Pope Francis ended his visit to the violence-torn Central African Republic with cries for peace and pleas for a mercy that seeks and grants forgiveness.
In a country where political and ethnic rivalries also have split the population along religious lines, Pope Francis began Monday with a visit to the Koudoukou mosque in the predominantly Muslim PK5 area of Bangui.
After two years of civil war, much of the recurrent violence in the country involves the murder of a Christian or a Muslim, then retaliations from members of the other community. Most areas of Bangui are divided into Christian or Muslim neighbourhoods with “buffer zones” between them patrolled by UN peacekeepers.
“God is peace, ‘salam,'” the Pope said in his speech at the mosque, where armed UN peacekeepers monitored the crowd outside from each of the three minarets.
“Christians and Muslims are brothers and sisters,” created by the same God, he said, and they must act like it.
“Together, we must say no to hatred, to revenge and to violence, particularly that violence which is perpetrated in the name of a religion or of God himself,” Pope Francis added.

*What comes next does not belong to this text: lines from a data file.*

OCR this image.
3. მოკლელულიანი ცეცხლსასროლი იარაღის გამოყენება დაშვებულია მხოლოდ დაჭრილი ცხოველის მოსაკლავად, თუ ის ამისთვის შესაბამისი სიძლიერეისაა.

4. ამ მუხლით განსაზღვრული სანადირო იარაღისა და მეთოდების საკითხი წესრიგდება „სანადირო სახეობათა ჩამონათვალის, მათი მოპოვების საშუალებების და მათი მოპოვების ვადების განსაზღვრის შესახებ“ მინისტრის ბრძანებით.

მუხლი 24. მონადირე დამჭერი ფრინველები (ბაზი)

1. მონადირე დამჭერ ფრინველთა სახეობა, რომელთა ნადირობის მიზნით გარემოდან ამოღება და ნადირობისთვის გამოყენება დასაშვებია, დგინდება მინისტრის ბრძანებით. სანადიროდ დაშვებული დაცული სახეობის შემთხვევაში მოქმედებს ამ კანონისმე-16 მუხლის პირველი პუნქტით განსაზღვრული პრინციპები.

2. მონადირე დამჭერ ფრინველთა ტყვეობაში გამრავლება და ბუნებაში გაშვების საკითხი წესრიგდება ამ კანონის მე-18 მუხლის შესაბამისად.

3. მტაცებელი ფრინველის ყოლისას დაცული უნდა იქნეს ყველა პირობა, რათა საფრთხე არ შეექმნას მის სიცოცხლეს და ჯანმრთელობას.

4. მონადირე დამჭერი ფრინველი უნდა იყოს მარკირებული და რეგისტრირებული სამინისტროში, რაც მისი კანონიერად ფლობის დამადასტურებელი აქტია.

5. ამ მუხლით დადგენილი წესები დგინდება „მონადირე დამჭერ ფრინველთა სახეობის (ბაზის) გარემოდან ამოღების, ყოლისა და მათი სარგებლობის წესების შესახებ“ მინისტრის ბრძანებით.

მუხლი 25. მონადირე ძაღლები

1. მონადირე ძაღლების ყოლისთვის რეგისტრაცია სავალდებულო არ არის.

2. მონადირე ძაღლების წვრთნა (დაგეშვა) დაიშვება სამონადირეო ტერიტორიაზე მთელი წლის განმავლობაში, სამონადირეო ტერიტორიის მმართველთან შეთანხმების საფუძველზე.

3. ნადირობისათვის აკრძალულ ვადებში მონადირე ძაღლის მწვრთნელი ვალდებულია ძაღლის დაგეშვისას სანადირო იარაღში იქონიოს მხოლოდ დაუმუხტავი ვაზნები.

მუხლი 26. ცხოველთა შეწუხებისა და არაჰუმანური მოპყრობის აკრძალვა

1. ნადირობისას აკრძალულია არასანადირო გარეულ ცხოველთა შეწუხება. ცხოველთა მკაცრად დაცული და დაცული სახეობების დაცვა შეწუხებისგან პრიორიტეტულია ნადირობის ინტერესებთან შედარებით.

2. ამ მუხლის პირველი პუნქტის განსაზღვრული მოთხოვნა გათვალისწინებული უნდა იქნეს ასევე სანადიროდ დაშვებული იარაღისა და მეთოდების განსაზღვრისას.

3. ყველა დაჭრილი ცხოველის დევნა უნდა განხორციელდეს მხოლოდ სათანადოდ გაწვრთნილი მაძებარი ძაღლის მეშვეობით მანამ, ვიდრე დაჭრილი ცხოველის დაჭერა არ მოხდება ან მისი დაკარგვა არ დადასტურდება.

“The recent events and acts of violence which have shaken your country were not grounded in properly religious motives,” he said, but some have used God’s name as an excuse for their actions, which “disfigures the face of God.”
Pope Francis prayed that the elections scheduled for December 27 would be a symbol and victory of national unity rather than being seen as the victory of one particular faction.

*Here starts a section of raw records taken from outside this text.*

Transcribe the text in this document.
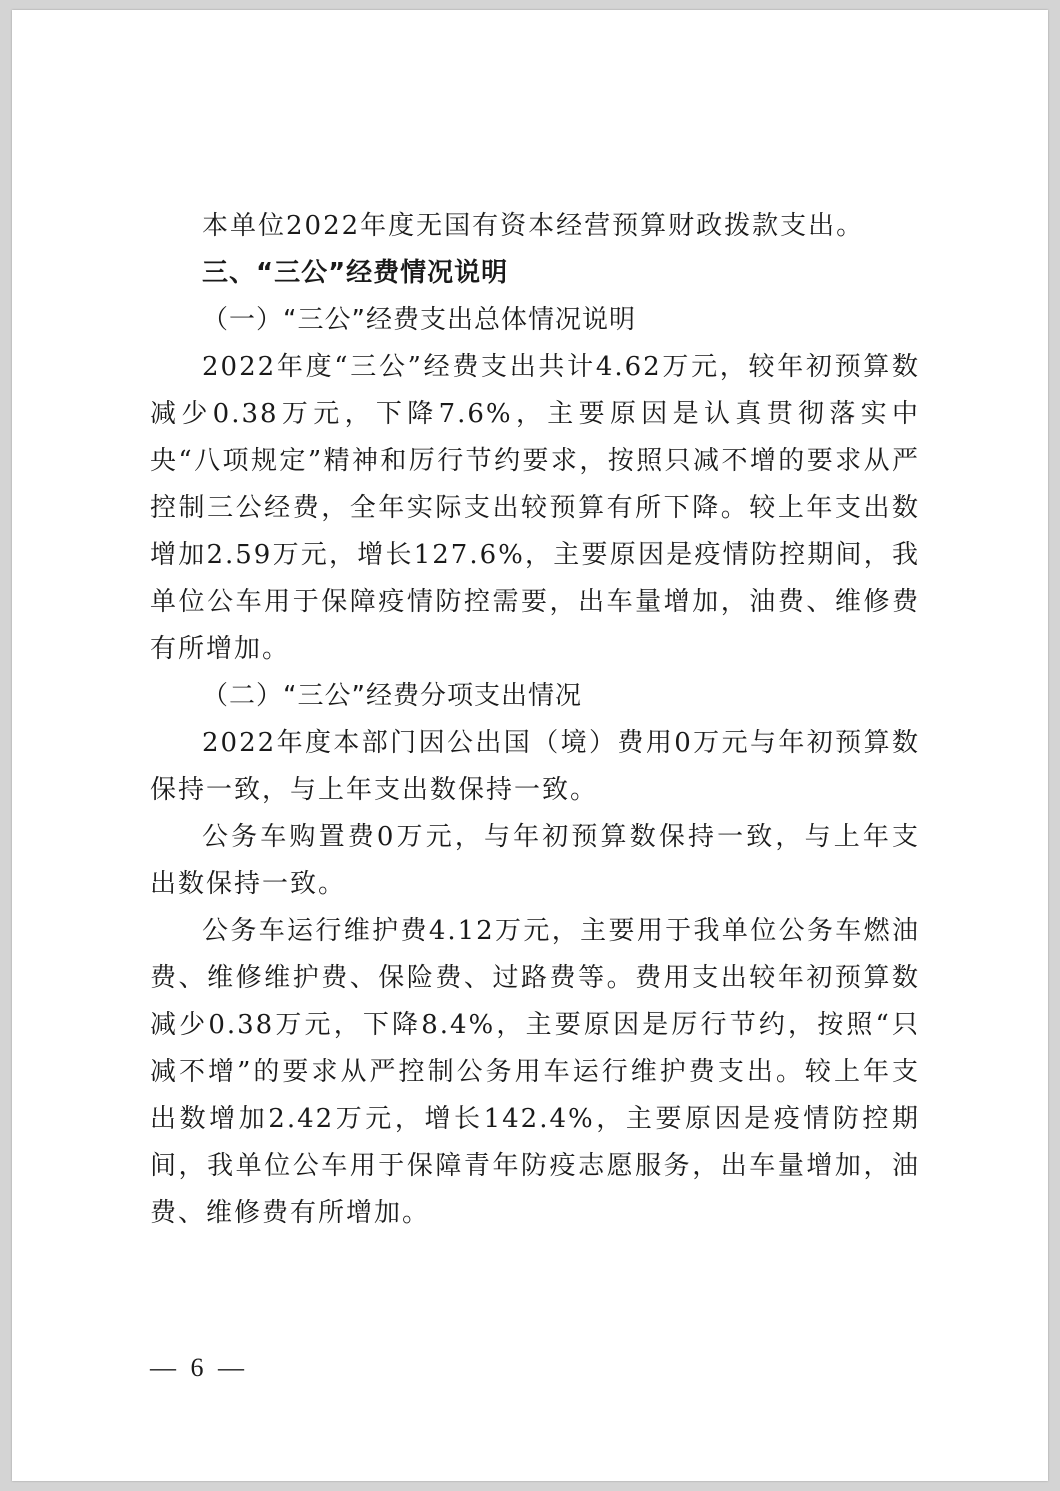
本单位2022年度无国有资本经营预算财政拨款支出。

三、“三公”经费情况说明

（一）“三公”经费支出总体情况说明

2022年度“三公”经费支出共计4.62万元，较年初预算数减少0.38万元，下降7.6%，主要原因是认真贯彻落实中央“八项规定”精神和厉行节约要求，按照只减不增的要求从严控制三公经费，全年实际支出较预算有所下降。较上年支出数增加2.59万元，增长127.6%，主要原因是疫情防控期间，我单位公车用于保障疫情防控需要，出车量增加，油费、维修费有所增加。

（二）“三公”经费分项支出情况

2022年度本部门因公出国（境）费用0万元与年初预算数保持一致，与上年支出数保持一致。

公务车购置费0万元，与年初预算数保持一致，与上年支出数保持一致。

公务车运行维护费4.12万元，主要用于我单位公务车燃油费、维修维护费、保险费、过路费等。费用支出较年初预算数减少0.38万元，下降8.4%，主要原因是厉行节约，按照“只减不增”的要求从严控制公务用车运行维护费支出。较上年支出数增加2.42万元，增长142.4%，主要原因是疫情防控期间，我单位公车用于保障青年防疫志愿服务，出车量增加，油费、维修费有所增加。

— 6 —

“Make your country a welcoming home for all its children, regardless of their ethnic origin, political affiliation or religious confession,” the Pope urged the people.

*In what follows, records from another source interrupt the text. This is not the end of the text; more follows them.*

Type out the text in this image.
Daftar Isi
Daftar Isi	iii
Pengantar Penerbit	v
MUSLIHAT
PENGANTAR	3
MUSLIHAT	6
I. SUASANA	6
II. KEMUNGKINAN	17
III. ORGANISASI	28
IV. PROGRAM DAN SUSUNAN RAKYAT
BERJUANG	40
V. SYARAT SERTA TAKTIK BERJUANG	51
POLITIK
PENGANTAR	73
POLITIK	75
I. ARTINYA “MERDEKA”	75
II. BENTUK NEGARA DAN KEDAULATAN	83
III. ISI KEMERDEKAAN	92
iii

Tidiani Moussa Naibi, the imam of the mosque, assured the pope that Central African Christians and Muslims know that they are brothers and sisters. “Trouble mongers could delay the completion of a particular project of common interest or compromise for a time a particular activity, but never, ‘inshallah,’ (God willing) can they destroy the bonds of brotherhood that unite our communities so solidly.”
After the speeches, Pope Francis asked the imam to show him the mihrab, which indicates the direction of Mecca, the direction Muslims face when praying. The Pope and imam stood in front of it for several moments of silence.
The Catholic archbishop of Bangui, the president of the country’s evangelical Christian alliance and another imam have been leading a very public campaign of education and cooperation to end the violence. The three were present at the mosque for the pope’s visit.
Afterward, the Pope visited the camp for displaced people that has sprouted around the mosque, just as other camps have mushroomed around the city’s Catholic parishes.
To show just how special the visit was, Pope Francis personally opened the Holy Door at Bangui’s cathedral on Sunday, nine days before the official opening of the Year of Mercy.